Of course, given that the US CPI is in part comprised of the oil price it is inevitable that the two are correlated. The same is true of world prices, with energy prices accounting for 48% of the Goldman Sachs Commodities Index, which is consumption weighted. Even so, the fact that the oil price consistently lags the change in consumer prices completely undermines the notion that inflation is driven by rising oil prices. Instead, it is much more likely that both the CPI index and the oil price are responding, with a differential time lag, to an external shock that lifts the price of all goods. For Friedman this external shock would be an increase in money supply. It could also be a relaxation of the fiscal stance in one or more leading economies. This would have the effect of reducing the relative purchasing power of money, and so increase the price of goods.

Impact On Rates

It is well-known that bond yields usually start to rise before a rise in inflation. It is possible that this occurs either because bond market participants are accurate predictors of inflation, or more likely, because a key determinant of rising bond yields (such as increasing demand for capital either from the private or public sectors) has the subsequent effect of also pushing up inflation.

Since we have already established that rising oil prices tend to lag rising inflation, the usual sequence of events is then: bond yields rise – CPI rises – oil price rises.

However, the most recent cycle is slightly different, with bond yields once again leading the way, followed by a rising oil price and a CPI which, so far, is yet to rise. This flat inflationary trend is technically the result of a prolonged period of unchanged inflation over the last few months. More fundamentally it reflects the effects of the steep drop in capacity utilisation rates combined with unexceptional demand growth. While it is quite likely that this flat trend in the headline rate will be punctured by the oil price, the sticky downside pressures on inflation tend to suggest that structural factors are at work which will contain the upside for the CPI.

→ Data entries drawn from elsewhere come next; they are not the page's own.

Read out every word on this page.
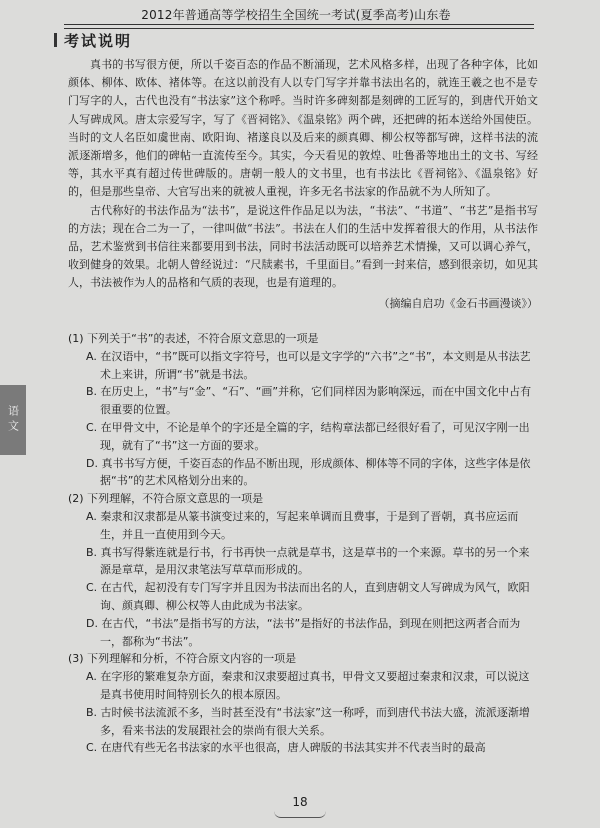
2012年普通高等学校招生全国统一考试(夏季高考)山东卷
考试说明

真书的书写很方便，所以千姿百态的作品不断涌现，艺术风格多样，出现了各种字体，比如颜体、柳体、欧体、褚体等。在这以前没有人以专门写字并靠书法出名的，就连王羲之也不是专门写字的人，古代也没有“书法家”这个称呼。当时许多碑刻都是刻碑的工匠写的，到唐代开始文人写碑成风。唐太宗爱写字，写了《晋祠铭》、《温泉铭》两个碑，还把碑的拓本送给外国使臣。当时的文人名臣如虞世南、欧阳询、褚遂良以及后来的颜真卿、柳公权等都写碑，这样书法的流派逐渐增多，他们的碑帖一直流传至今。其实，今天看见的敦煌、吐鲁番等地出土的文书、写经等，其水平真有超过传世碑版的。唐朝一般人的文书里，也有书法比《晋祠铭》、《温泉铭》好的，但是那些皇帝、大官写出来的就被人重视，许多无名书法家的作品就不为人所知了。

古代称好的书法作品为“法书”，是说这件作品足以为法，“书法”、“书道”、“书艺”是指书写的方法；现在合二为一了，一律叫做“书法”。书法在人们的生活中发挥着很大的作用，从书法作品，艺术鉴赏到书信往来都要用到书法，同时书法活动既可以培养艺术情操，又可以调心养气，收到健身的效果。北朝人曾经说过：“尺牍素书，千里面目。”看到一封来信，感到很亲切，如见其人，书法被作为人的品格和气质的表现，也是有道理的。

（摘编自启功《金石书画漫谈》）

(1) 下列关于“书”的表述，不符合原文意思的一项是

A. 在汉语中，“书”既可以指文字符号，也可以是文字学的“六书”之“书”，本文则是从书法艺术上来讲，所谓“书”就是书法。

B. 在历史上，“书”与“金”、“石”、“画”并称，它们同样因为影响深远，而在中国文化中占有很重要的位置。

C. 在甲骨文中，不论是单个的字还是全篇的字，结构章法都已经很好看了，可见汉字刚一出现，就有了“书”这一方面的要求。

D. 真书书写方便，千姿百态的作品不断出现，形成颜体、柳体等不同的字体，这些字体是依据“书”的艺术风格划分出来的。

(2) 下列理解，不符合原文意思的一项是

A. 秦隶和汉隶都是从篆书演变过来的，写起来单调而且费事，于是到了晋朝，真书应运而生，并且一直使用到今天。

B. 真书写得紫连就是行书，行书再快一点就是草书，这是草书的一个来源。草书的另一个来源是章草，是用汉隶笔法写草草而形成的。

C. 在古代，起初没有专门写字并且因为书法而出名的人，直到唐朝文人写碑成为风气，欧阳询、颜真卿、柳公权等人由此成为书法家。

D. 在古代，“书法”是指书写的方法，“法书”是指好的书法作品，到现在则把这两者合而为一，都称为“书法”。

(3) 下列理解和分析，不符合原文内容的一项是

A. 在字形的繁难复杂方面，秦隶和汉隶要超过真书，甲骨文又要超过秦隶和汉隶，可以说这是真书使用时间特别长久的根本原因。

B. 古时候书法流派不多，当时甚至没有“书法家”这一称呼，而到唐代书法大盛，流派逐渐增多，看来书法的发展跟社会的崇尚有很大关系。

C. 在唐代有些无名书法家的水平也很高，唐人碑版的书法其实并不代表当时的最高

语文
18
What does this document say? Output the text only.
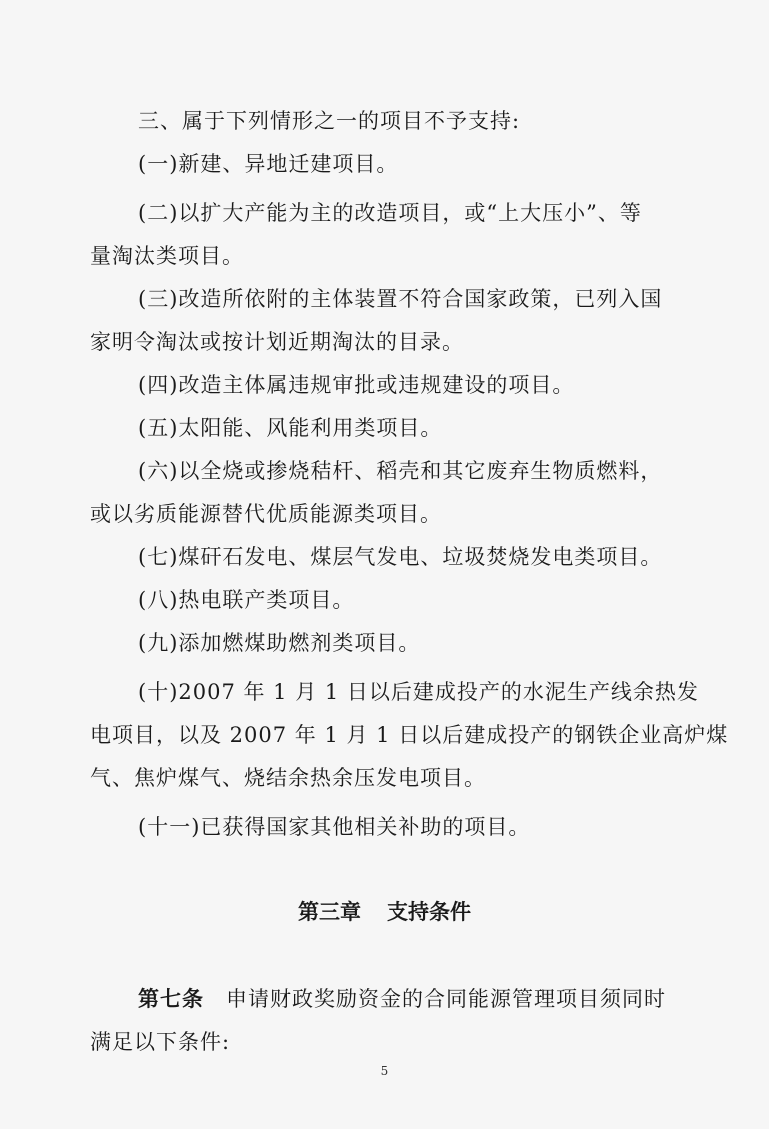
三、属于下列情形之一的项目不予支持:
(一)新建、异地迁建项目。
(二)以扩大产能为主的改造项目，或“上大压小”、等
量淘汰类项目。
(三)改造所依附的主体装置不符合国家政策，已列入国
家明令淘汰或按计划近期淘汰的目录。
(四)改造主体属违规审批或违规建设的项目。
(五)太阳能、风能利用类项目。
(六)以全烧或掺烧秸杆、稻壳和其它废弃生物质燃料，
或以劣质能源替代优质能源类项目。
(七)煤矸石发电、煤层气发电、垃圾焚烧发电类项目。
(八)热电联产类项目。
(九)添加燃煤助燃剂类项目。
(十)2007 年 1 月 1 日以后建成投产的水泥生产线余热发
电项目，以及 2007 年 1 月 1 日以后建成投产的钢铁企业高炉煤
气、焦炉煤气、烧结余热余压发电项目。
(十一)已获得国家其他相关补助的项目。
第三章 支持条件
第七条 申请财政奖励资金的合同能源管理项目须同时
满足以下条件:
5
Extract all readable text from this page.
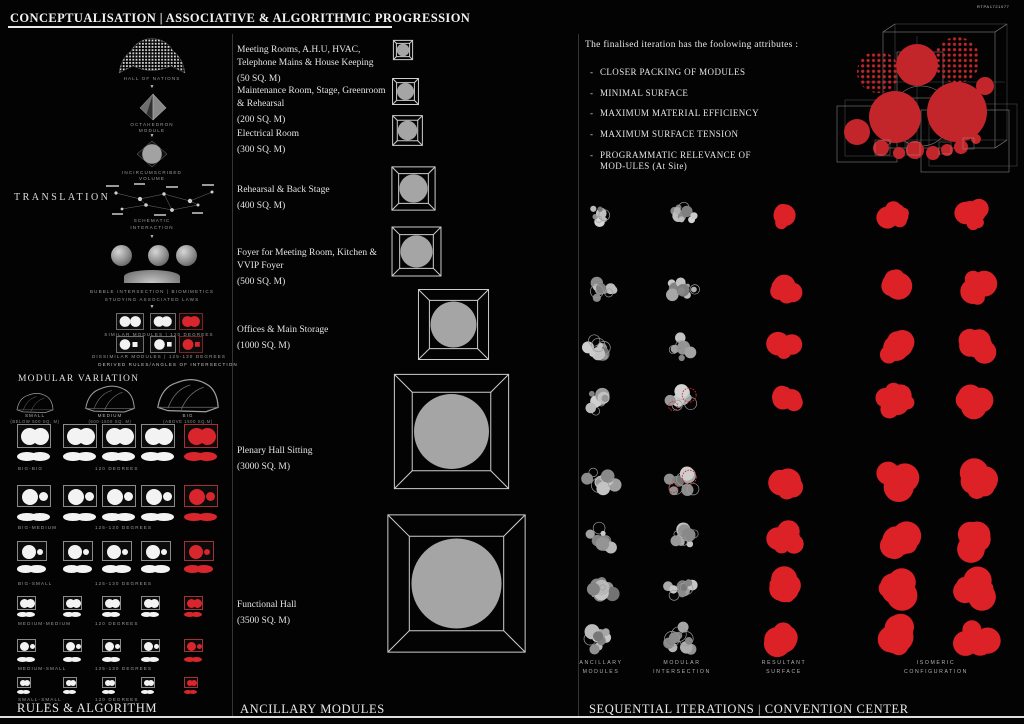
CONCEPTUALISATION | ASSOCIATIVE & ALGORITHMIC PROGRESSION
RTPA1721077
TRANSLATION
HALL OF NATIONS
▼
OCTAHEDRON
MODULE
▼
INCIRCUMSCRIBED
VOLUME
SCHEMATIC
INTERACTION
▼
BUBBLE INTERSECTION | BIOMIMETICS
STUDYING ASSOCIATED LAWS
▼
SIMILAR MODULES | 120 DEGREES
DISSIMILAR MODULES | 125-130 DEGREES
DERIVED RULES/ANGLES OF INTERSECTION
MODULAR VARIATION
SMALL
(BELOW 500 SQ. M)
MEDIUM
(500-1500 SQ. M)
BIG
(ABOVE 1500 SQ.M)
The finalised iteration has the foolowing attributes :
- CLOSER PACKING OF MODULES
- MINIMAL SURFACE
- MAXIMUM MATERIAL EFFICIENCY
- MAXIMUM SURFACE TENSION
- PROGRAMMATIC RELEVANCE OF MOD-ULES (At Site)
ANCILLARY
MODULES
MODULAR
INTERSECTION
RESULTANT
SURFACE
ISOMERIC
CONFIGURATION
RULES & ALGORITHM	ANCILLARY MODULES	SEQUENTIAL ITERATIONS | CONVENTION CENTER
Meeting Rooms, A.H.U, HVAC, Telephone Mains & House Keeping
(50 SQ. M)
Maintenance Room, Stage, Greenroom & Rehearsal
(200 SQ. M)
Electrical Room
(300 SQ. M)
Rehearsal & Back Stage
(400 SQ. M)
Foyer for Meeting Room, Kitchen & VVIP Foyer
(500 SQ. M)
Offices & Main Storage
(1000 SQ. M)
Plenary Hall Sitting
(3000 SQ. M)
Functional Hall
(3500 SQ. M)
BIG-BIG	120 DEGREES
BIG-MEDIUM	125-130 DEGREES
BIG-SMALL	125-130 DEGREES
MEDIUM-MEDIUM	120 DEGREES
MEDIUM-SMALL	125-130 DEGREES
SMALL-SMALL	120 DEGREES
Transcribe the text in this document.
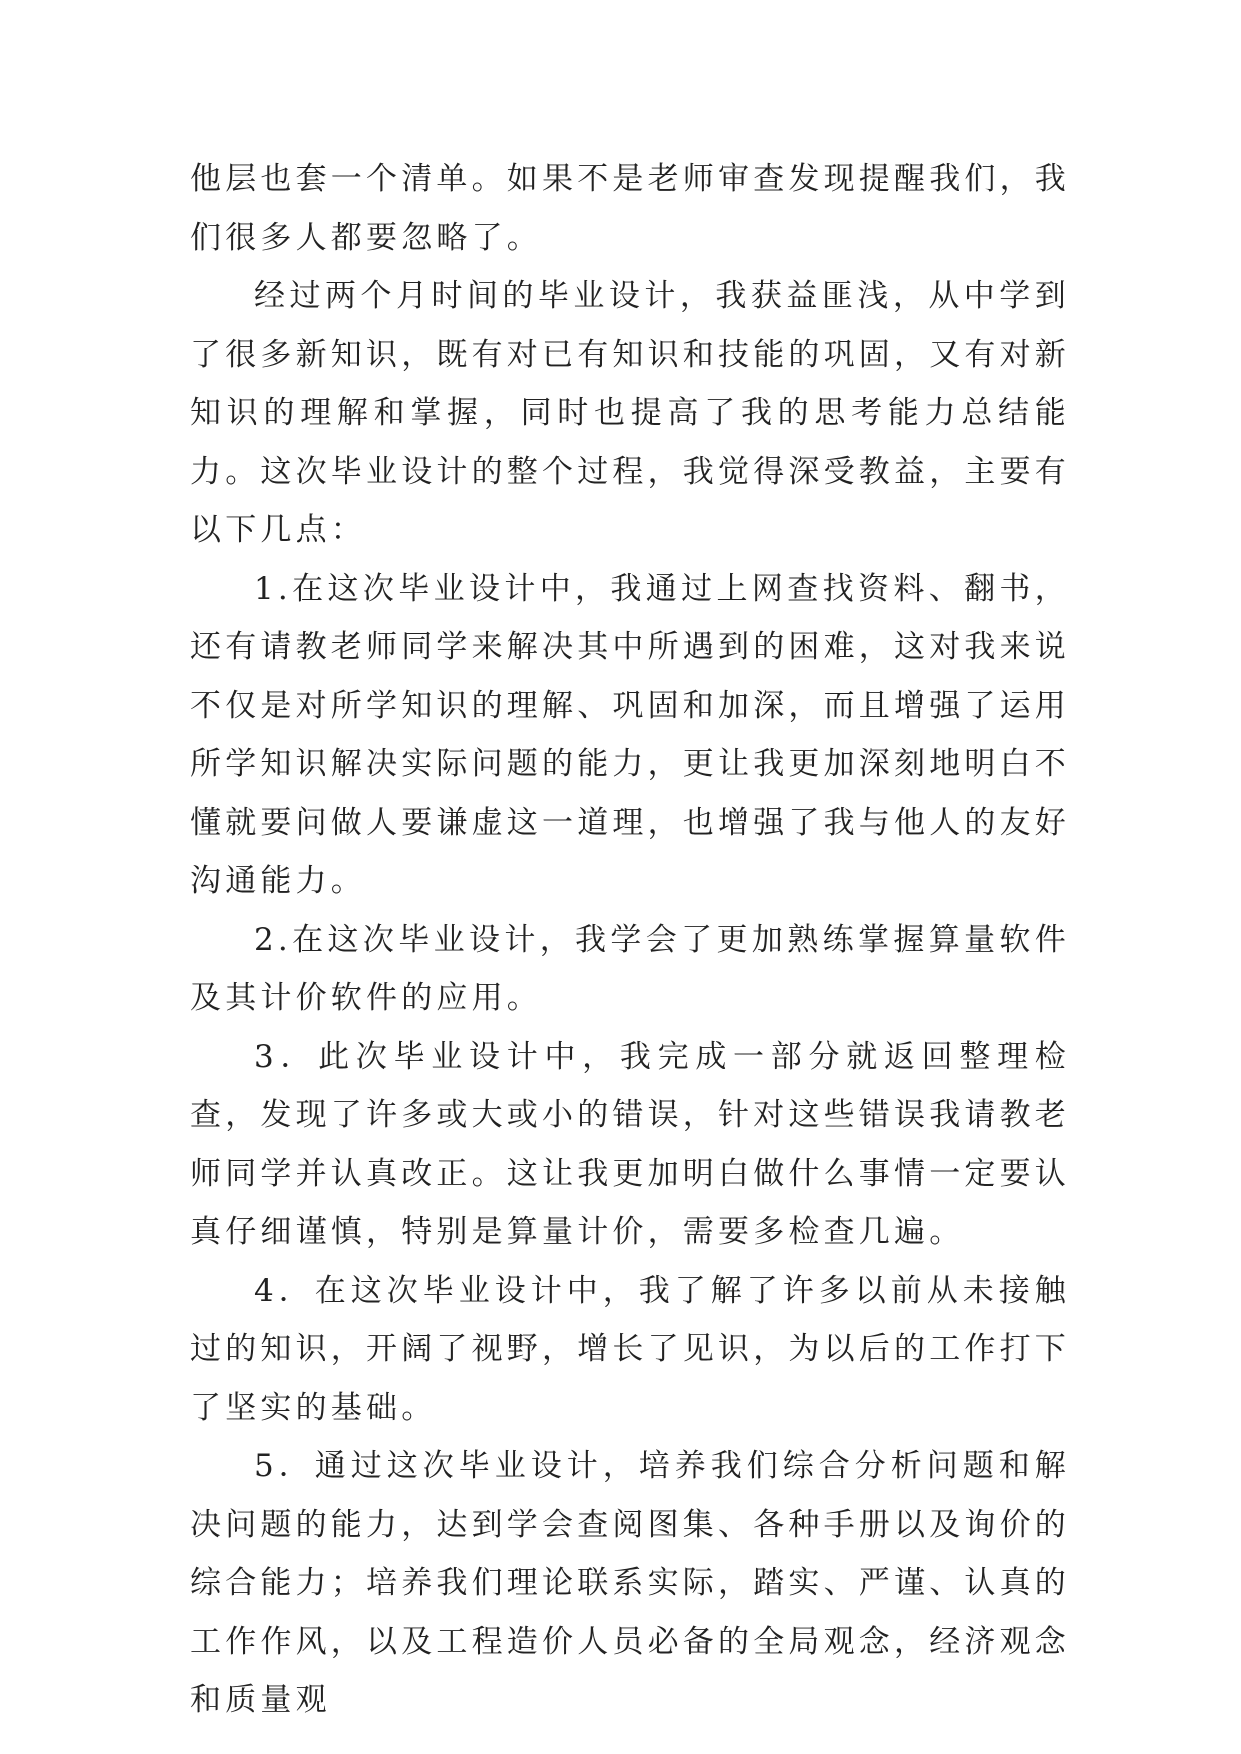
他层也套一个清单。如果不是老师审查发现提醒我们，我们很多人都要忽略了。

经过两个月时间的毕业设计，我获益匪浅，从中学到了很多新知识，既有对已有知识和技能的巩固，又有对新知识的理解和掌握，同时也提高了我的思考能力总结能力。这次毕业设计的整个过程，我觉得深受教益，主要有以下几点：

1.在这次毕业设计中，我通过上网查找资料、翻书，还有请教老师同学来解决其中所遇到的困难，这对我来说不仅是对所学知识的理解、巩固和加深，而且增强了运用所学知识解决实际问题的能力，更让我更加深刻地明白不懂就要问做人要谦虚这一道理，也增强了我与他人的友好沟通能力。

2.在这次毕业设计，我学会了更加熟练掌握算量软件及其计价软件的应用。

3．此次毕业设计中，我完成一部分就返回整理检查，发现了许多或大或小的错误，针对这些错误我请教老师同学并认真改正。这让我更加明白做什么事情一定要认真仔细谨慎，特别是算量计价，需要多检查几遍。

4．在这次毕业设计中，我了解了许多以前从未接触过的知识，开阔了视野，增长了见识，为以后的工作打下了坚实的基础。

5．通过这次毕业设计，培养我们综合分析问题和解决问题的能力，达到学会查阅图集、各种手册以及询价的综合能力；培养我们理论联系实际，踏实、严谨、认真的工作作风，以及工程造价人员必备的全局观念，经济观念和质量观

This may be decisive for the conduct of monetary policy in the current cycle. The Fed is generally successful in timing its efforts to pre-empt inflation. Of course, it is not always so successful in containing the scope of the upsurge in prices. But there are factors specific to this cycle suggesting that monetary policy has not been as effective as previously, notably the fact that the stock markets are still below their pre-easing peak. It is this type of blockage which probably caused the FOMC to consider emergency measures at its January meeting.

In a parallel trend, inflationary pressures may be blocked by a combination of factors such as excessive investment, over-capacity or even the ineffectiveness of monetary policy itself (and the negative consequences for consumer ‘wealth effects’). This may be the case currently for the PPI (itself highly correlated to the CPI), which remains in a downtrend, at least for the time being, despite the upsurge in oil prices. This too may end soon, but it would not undermine the basic idea that structural factors will prevent the rise in oil from turning into a sustained bout of inflation, with clear consequences for monetary policy and the front end of the curve.